Brecht/Weill „Aufstieg und Fall der Stadt Mahagonny“
Premiereneindrücke vom Gelsenkirchener MiR: Viel Luft nach oben

Dass Regisseur Jan Peter das Brecht/Weill Epos „Aufstieg und Fall der Stadt Mahagonny“ in den Ruhrpott verlegt hat, klingt als Ankündigung der Premiere Ende Januar im Musiktheater in Revier (MiR), Gelsenkirchen, eingedenk einer historischen „Goldgräberstimmung unter Tage“ und kontrastierend zur aktuellen Bandenkriminalität recht einsichtig.

Weill und Brecht ergänzten sich perfekt in Typisierung, direkter Aussage, einer offenen Zeit- und Gesellschaftskritik, dem Theater als „moralische Anstalt“ und einer humanitären Ethik auf musikalischem Fundament. Ein Gemeinwesen ohne Solidarität hat keinen Bestand, der sich selbst verzehrende Raubtierkapitalismus keine Zukunft.

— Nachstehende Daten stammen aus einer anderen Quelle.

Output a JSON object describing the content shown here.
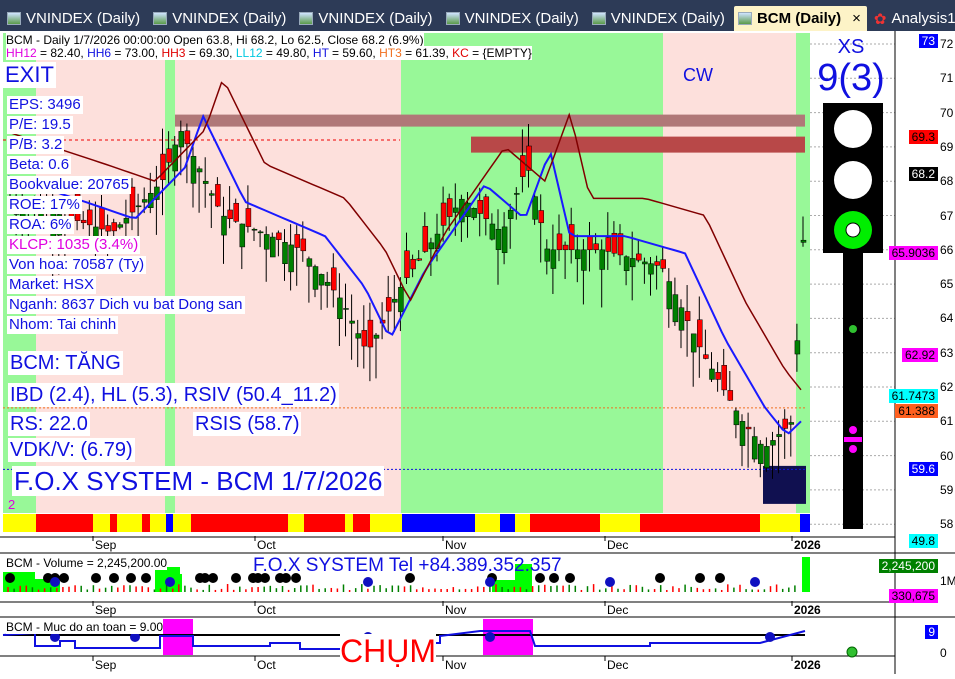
{
  "tabs": [
    {
      "label": "VNINDEX (Daily)"
    },
    {
      "label": "VNINDEX (Daily)"
    },
    {
      "label": "VNINDEX (Daily)"
    },
    {
      "label": "VNINDEX (Daily)"
    },
    {
      "label": "VNINDEX (Daily)"
    },
    {
      "label": "BCM (Daily)",
      "active": true,
      "close": "×"
    },
    {
      "label": "Analysis1"
    }
  ],
  "header": {
    "line1": "BCM - Daily 1/7/2026 00:00:00 Open 63.8, Hi 68.2, Lo 62.5, Close 68.2 (6.9%)",
    "line2": [
      {
        "k": "HH12",
        "v": " = 82.40, ",
        "c": "#e000e0"
      },
      {
        "k": "HH6",
        "v": " = 73.00, ",
        "c": "#1010e0"
      },
      {
        "k": "HH3",
        "v": " = 69.30, ",
        "c": "#e00000"
      },
      {
        "k": "LL12",
        "v": " = 49.80, ",
        "c": "#00c8e0"
      },
      {
        "k": "HT",
        "v": "  = 59.60, ",
        "c": "#1010e0"
      },
      {
        "k": "HT3",
        "v": "  = 61.39, ",
        "c": "#f07020"
      },
      {
        "k": "KC",
        "v": " = {EMPTY}",
        "c": "#e00000"
      }
    ]
  },
  "signal": "EXIT",
  "zone": "CW",
  "fundamentals": {
    "eps": "EPS: 3496",
    "pe": "P/E: 19.5",
    "pb": "P/B: 3.2",
    "beta": "Beta: 0.6",
    "bookvalue": "Bookvalue: 20765",
    "roe": "ROE: 17%",
    "roa": "ROA: 6%",
    "klcp": "KLCP: 1035 (3.4%)",
    "vonhoa": "Von hoa: 70587 (Ty)",
    "market": "Market: HSX",
    "nganh": "Nganh: 8637 Dich vu bat Dong san",
    "nhom": "Nhom: Tai chinh"
  },
  "status": {
    "trend": "BCM: TĂNG",
    "ibd": "IBD (2.4), HL (5.3), RSIV (50.4_11.2)",
    "rs": "RS: 22.0",
    "rsis": "RSIS (58.7)",
    "vdk": "VDK/V:  (6.79)",
    "title": "F.O.X SYSTEM - BCM 1/7/2026",
    "count": "2"
  },
  "xs": {
    "label": "XS",
    "value": "9(3)"
  },
  "traffic_light": {
    "red": false,
    "yellow": false,
    "green": true
  },
  "price_axis": {
    "ticks": [
      "72",
      "71",
      "70",
      "69",
      "68",
      "67",
      "66",
      "65",
      "64",
      "63",
      "62",
      "61",
      "60",
      "59",
      "58"
    ]
  },
  "price_tags": [
    {
      "v": "73",
      "bg": "#0000ff",
      "fg": "#fff",
      "p": 72.1
    },
    {
      "v": "69.3",
      "bg": "#ff0000",
      "fg": "#000",
      "p": 69.3
    },
    {
      "v": "68.2",
      "bg": "#000",
      "fg": "#fff",
      "p": 68.2
    },
    {
      "v": "65.9036",
      "bg": "#ff00ff",
      "fg": "#000",
      "p": 65.9
    },
    {
      "v": "62.92",
      "bg": "#ff00ff",
      "fg": "#000",
      "p": 62.92
    },
    {
      "v": "61.7473",
      "bg": "#00ffff",
      "fg": "#000",
      "p": 61.75
    },
    {
      "v": "61.388",
      "bg": "#ff6020",
      "fg": "#000",
      "p": 61.39
    },
    {
      "v": "59.6",
      "bg": "#0000ff",
      "fg": "#fff",
      "p": 59.6
    },
    {
      "v": "49.8",
      "bg": "#00ffff",
      "fg": "#000",
      "p": 57.5
    }
  ],
  "months": [
    "Sep",
    "Oct",
    "Nov",
    "Dec",
    "2026"
  ],
  "volume": {
    "title": "BCM - Volume = 2,245,200.00",
    "banner": "F.O.X SYSTEM Tel +84.389.352.357",
    "tag1": "2,245,200",
    "tag2": "330,675",
    "tick": "1M"
  },
  "safety": {
    "title": "BCM - Muc do an toan = 9.00",
    "chum": "CHỤM",
    "tag": "9",
    "tick": "0"
  },
  "colors": {
    "up": "#008000",
    "down": "#ff0000",
    "green_zone": "#98f898",
    "pink_zone": "#fde0dc",
    "accent": "#1010e0"
  }
}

Da wäre schlichtweg alles möglich und glaubhaft gewesen. Das Nachkriegsszenarium (Katrin-Susann Brose - Bühne und Susanne Schiebler - Video/Grafik) mit noch intaktem todbringenden Gasofen, der mit menschlichen Teilen gefüttert wird, ruinenhaftem Bühnenaufbau, eingespielten Originalaufnahmen vom Kriegsende in Gelsenkirchen und sogar ein Blick untertage, geben dieser „Netzestadt Mahagonny“-Inszenierung einen Namen.

 

Die Ganovin Witwe Begbick (Almuth Herbst), ihre Kumpanen Fatty (Petra Schmidt) und besonders Dreieinigkeitsmoses (Urban Malmberg) in abgerissenem NS-Outfit à la Zorg auf der Flucht vor der Polizei, verleihen der Sache zumindest äußerlich ein Gesicht. Jakob Schmidt (Tobias Glagau), Sparbüchsenheinrich (Petro Ostapenko, Alaskawolfjo (Joachim Gabriel Maaß) und Tobby Higgins (Jiyuan Qiu) tragen als Goldgräber im Gefolge von Paul Ackermann (Martin Homrich) dazu intensiv bei, ebenso der wie immer ausgezeichnete und spielfreudige Opernchor unter Alexander Eberle. Mahagonnys Netze wurden im Ruhrpott ausgeworfen.

 

Zuerst ward ja alles verboten, in der Nacht vor dem nahenden Untergang reißt Paul Ackermann den Kahn herum. Das bringt Mahagonny den neuen Aufschwung, ihm letztlich den Tod. Diesem äußerlich und stimmlich gewaltigen Martin Homrich muss man einfach alles glauben. Der Darsteller von großer Gestalt und noch größerer Stimme, ein kommender Stern am Heldentenor-Himmel, brilliert sauber und schön mit ausdrucksstark gewaltiger Power. Ihm liegen die Prostituierten auf der Bühne und das Premierenpublikum mit Recht zu Füßen. Es gelingt ihm stets perfekt der rasche Wechsel sanfter melodiöser Szenen über aggressive Passagen bis hin zum tosenden Aufbäumen vor dem Tod. Durch Homrich erhält das Stück erst Ausdruck.

 

Einige der Hauptfiguren dieser Oper warten mit mehrschichtigen Stimmen auf. Petra Schmidts Sopran kann bösartig, Urban Malmbergs Bariton zieht alle möglichen Register. Almuth Herbsts Mezzo strahlt, aber schrammt dabei nahe an der Revue vorbei. Und da ist noch Jenny, das Freudenmädchen, die Überlebensopportunistin, an deren Interpretation bereits so manche Soprane gescheitert sind. Anke Sielhof im Rock’n’Roll Kleidchen-Chic mit goldgelockter BDM-Frisur, strahlendem Gesicht und dazu einem wunderschön klangvollem Sopran steht dann bei nahezu jedem Auftritt voll in der Operette. Die sollte vermieden werden. Lieblicher Sopran ohne Biss im Sauberfrau Outfit lässt eben keine Song-Ästhetik zu. Doch genau danach verlangt diese Rolle so sehr. Hinzu kommt, dass die Inszenierung jeglicher Erotik entbehrt und so hat‘s die Glaubwürdigkeit schwer.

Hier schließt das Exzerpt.